O voo proveniente de Dublin, Irlanda, teve de dar 11 voltas à ilha para que finalmente tivesse todas as condições de segurança para aterrar, 1 hora e 50 minutos depois da hora prevista de chegada, revelam os dados da ANA.
Nove minutos depois, um Airbus A321 replicou o feito. O voo da Condor Flugdienst, vindo de Frankfurt, tinha chegada prevista para as 15h30 e, devido às condições metereológicas, também não conseguiu aterrar na hora inicialmente planeada. Até às 18h30, chegaram mais três aviões: um às 15h57, vindo de Varsóvia, outro cerca de uma hora depois, vindo de Gdansk, e o último às 18h13, vindo de Nantes.
Ao longo do dia, registados pelo menos 68 cancelamentos de voos no aeroporto madeirense.

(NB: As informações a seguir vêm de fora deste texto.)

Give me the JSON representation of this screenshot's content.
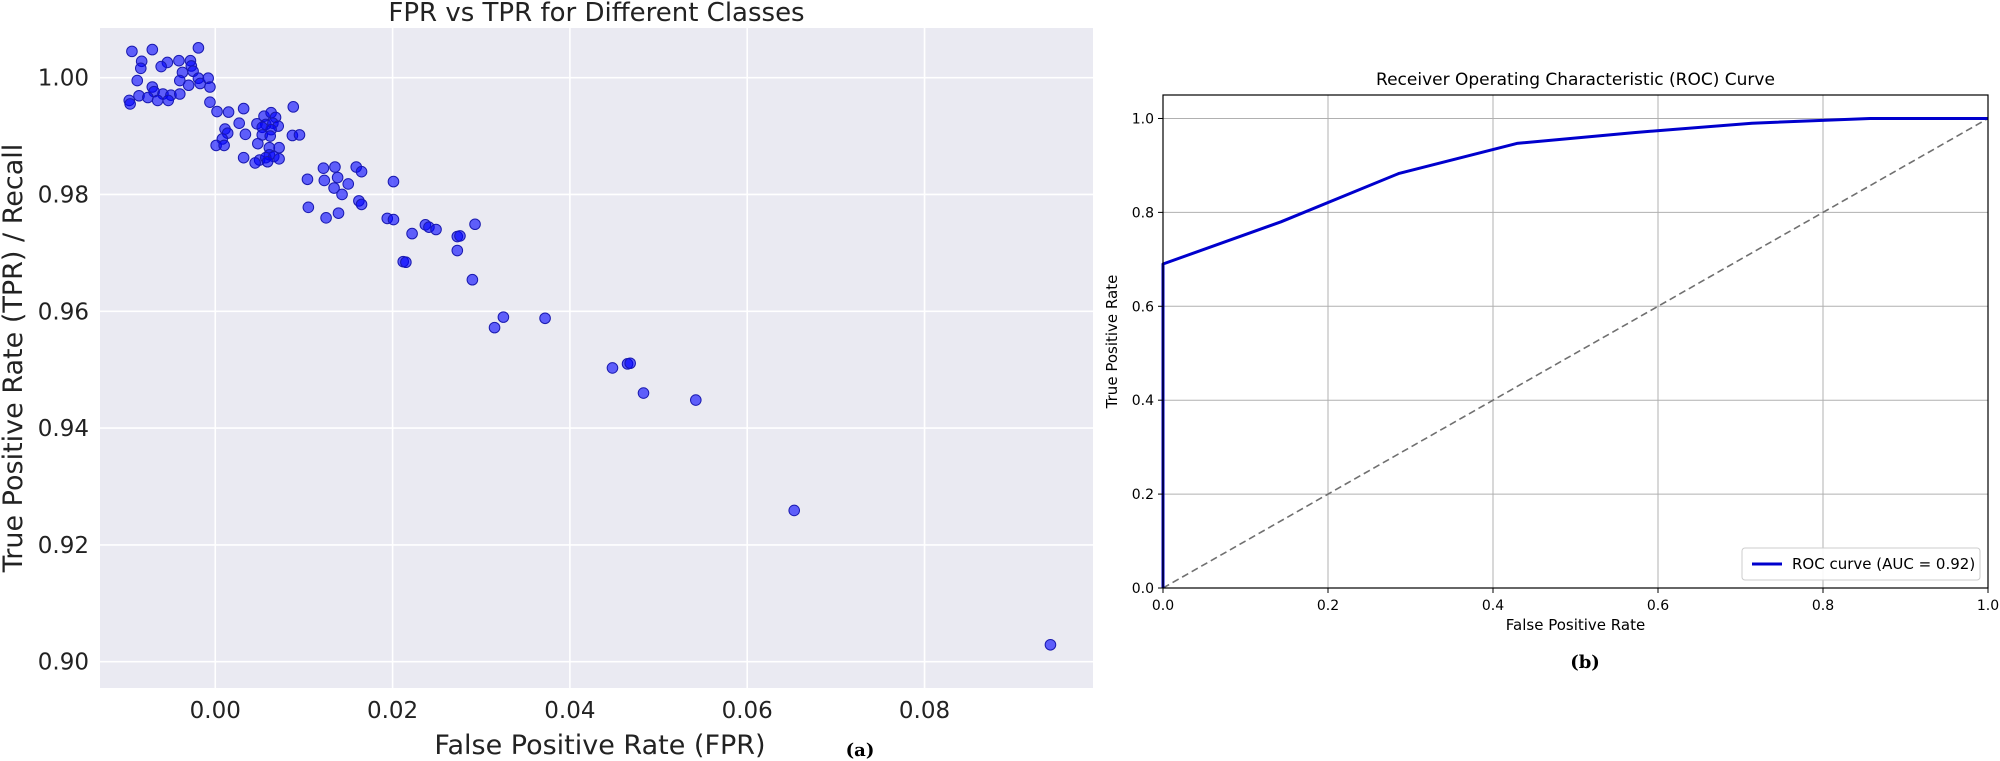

A primeira descolagem ocorreu às 17h01, por um dos aviões que tinha chegado pouco antes. A segunda descolagem deu-se às 17h07 e com mais de três horas e meia de atraso.
O mau tempo continua a fustigar o arquipélago da Madeira. A capitania do Funchal emitiu avisos de agitação marítima e vento fortes para o arquipélago, até às 6h00 de sexta-feira, enquanto o Instituto Português do Mar e da Atmosfera (IPMA) emitiu avisos amarelos e laranja.